Navigating these tunnels is enjoyable, although your character seems to be walking with their whole foot flat like a Neanderthal and making as much noise as possible. The confined hallways leave little room for movement, frequently forcing confrontation with some sort of patient on patrol, the most common of which is the generic Outlast brand mumbling psychos. Cowering under a bed or closet is still the most reliable way to avoid getting your face ripped off, but the ability to launch stunning projectiles and place nerve gas mines opens up limited counterplay options for a well-coordinated group.
Collecting the keys from the mangled corpses he leaves in his wake and recharging the generators just put me to sleep.
The two most notable encounters I had were with Mother Gooseberry, a self-flagellating nun armed with a power drill hidden inside a hand puppet, and the Skinner Man, an emaciated rat-man who doused with insanity-inducing chemicals. Mother Gooseberry is scary, sure, but Skinner Man’s hallucinogens force you to find and consume an antidote before the affliction of “madness” overwhelms you, turning the world around you into a paranoid delirium. The first time I was poisoned, this horrible 12-foot-tall skeleton man was dragging my heels while looking down at me, bellowing, a sequence straight out of David Lynch’s “Fire Walk With Me.”

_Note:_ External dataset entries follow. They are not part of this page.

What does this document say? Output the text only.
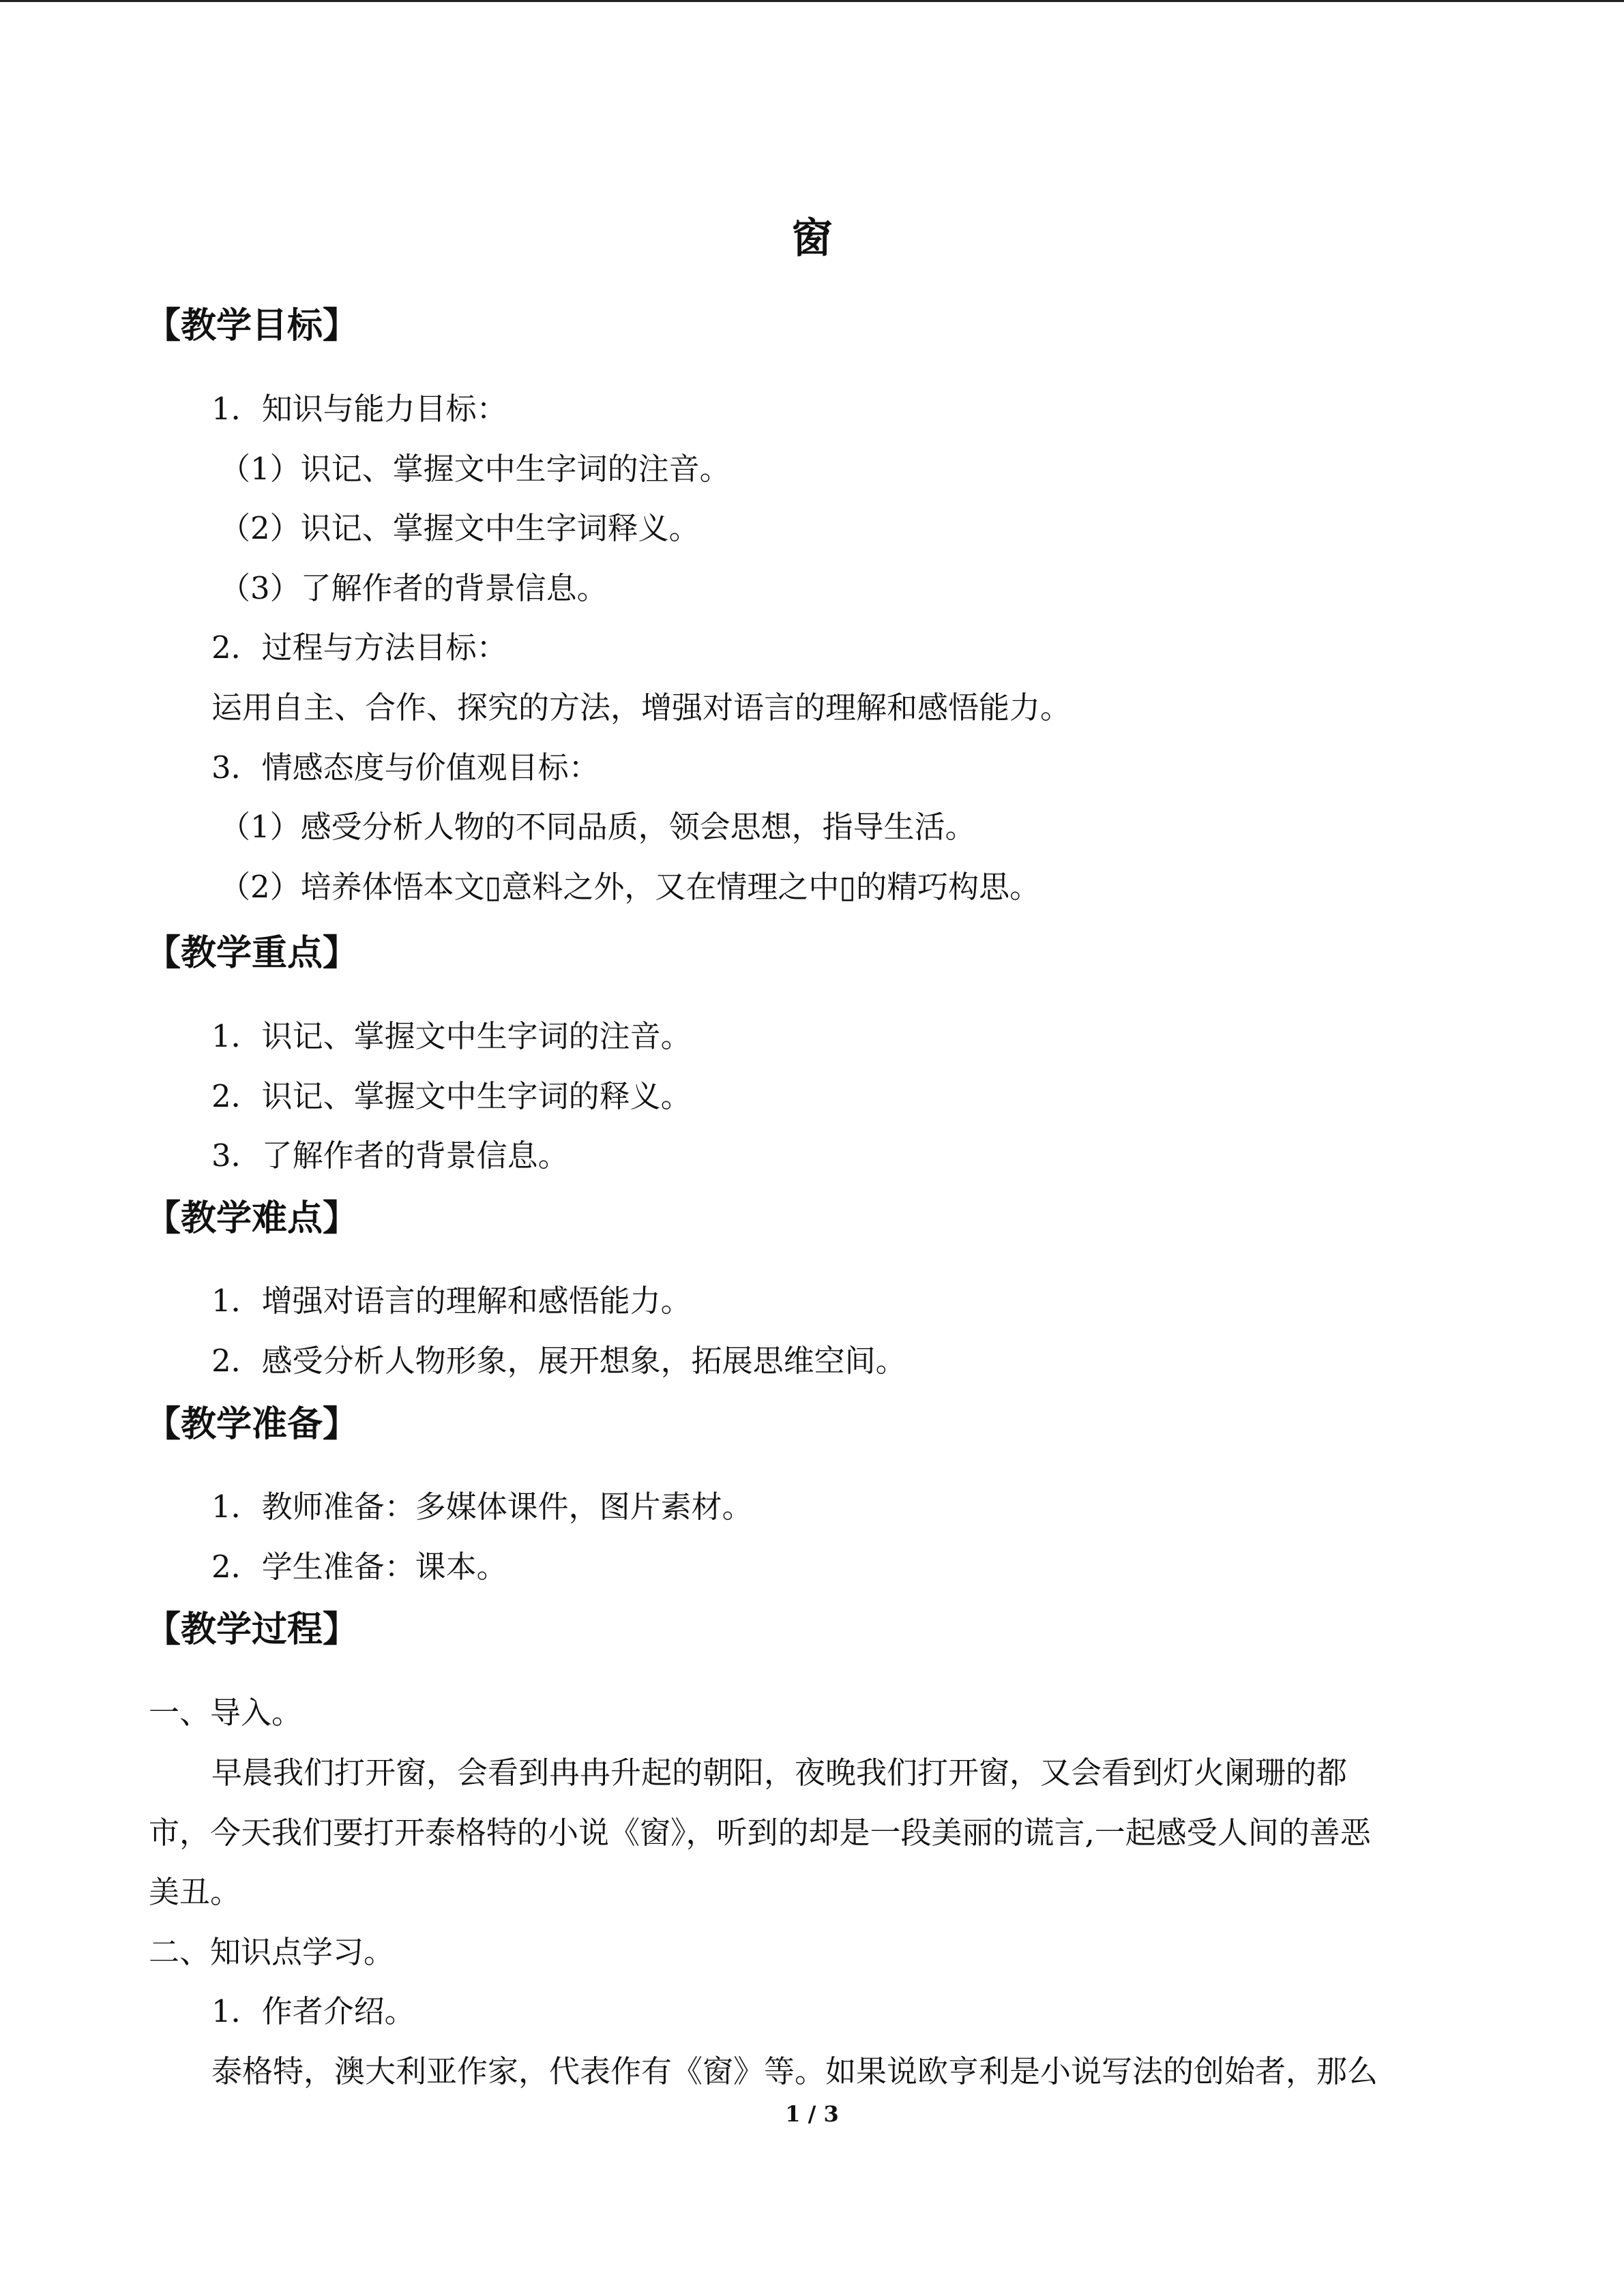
窗
【教学目标】
1．知识与能力目标：
（1）识记、掌握文中生字词的注音。
（2）识记、掌握文中生字词释义。
（3）了解作者的背景信息。
2．过程与方法目标：
运用自主、合作、探究的方法，增强对语言的理解和感悟能力。
3．情感态度与价值观目标：
（1）感受分析人物的不同品质，领会思想，指导生活。
（2）培养体悟本文▯意料之外，又在情理之中▯的精巧构思。
【教学重点】
1．识记、掌握文中生字词的注音。
2．识记、掌握文中生字词的释义。
3．了解作者的背景信息。
【教学难点】
1．增强对语言的理解和感悟能力。
2．感受分析人物形象，展开想象，拓展思维空间。
【教学准备】
1．教师准备：多媒体课件，图片素材。
2．学生准备：课本。
【教学过程】
一、导入。
早晨我们打开窗，会看到冉冉升起的朝阳，夜晚我们打开窗，又会看到灯火阑珊的都
市，今天我们要打开泰格特的小说《窗》，听到的却是一段美丽的谎言,一起感受人间的善恶
美丑。
二、知识点学习。
1．作者介绍。
泰格特，澳大利亚作家，代表作有《窗》等。如果说欧亨利是小说写法的创始者，那么
1 / 3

All of the above comes to a sudden, anti-climactic end, with you being sucked into a pneumatic tube into one of the saddest social hubs I’ve ever seen in a game. This is where Outlast Trials m ‘lost, focusing on structured co-op missions like Payday 2’s Heists, with garish cosmetic options and the ability to decorate your asylum cell. The sudden and jarring transition away from a horror experience that seemed so unique and personally terrifying caused whiplash, with the mysterious and enigmatic therapist in your ear happily informing you that the price of freedom is ten coins. special, successfully annihilating any lingering tension.
I ultimately found multiplayer so much less interesting than the opener, awkwardly kiting psychopaths through dark corridors while collecting keycards and filling up generators while my teammates did the same in different corners of the map . At a glance, that sentiment is shared with some fans of the series – among the overall “very positive” Steam reviews is a good chunk of the Outlast community who feel like Trials is fumbling the bag with its multiplayer focus.
The live-service model seems at odds with a game that leans towards something targeted, like a politically charged statement about the trauma of growing up as an outcast in a paranoid conservative culture. Playing through the second try, “Kill the Snitch”, was hard work both alone and with a well-coordinated band. The cop-hire with a shock baton biting our heels was no more menacing than the generic psychopaths, and collecting keys from the mutilated corpses he leaves in his wake and recharging the generators put me to sleep.
This feeling of having something going through me only reappeared when I was reprimanded by my therapist for accepting a “B” grade. “You settle for good enough? Isn’t that what got you here? You get out of therapy what you put into it.” Being the tired target of this supervisor’s verbal abuse had the hair on my neck again on end. For me, the narrative strengths of Outlast Trials are ultimately ill-served by its live services package, but its early access launch has been a success so far: it’s been on Steam’s top seller chart for four weeks. NOW.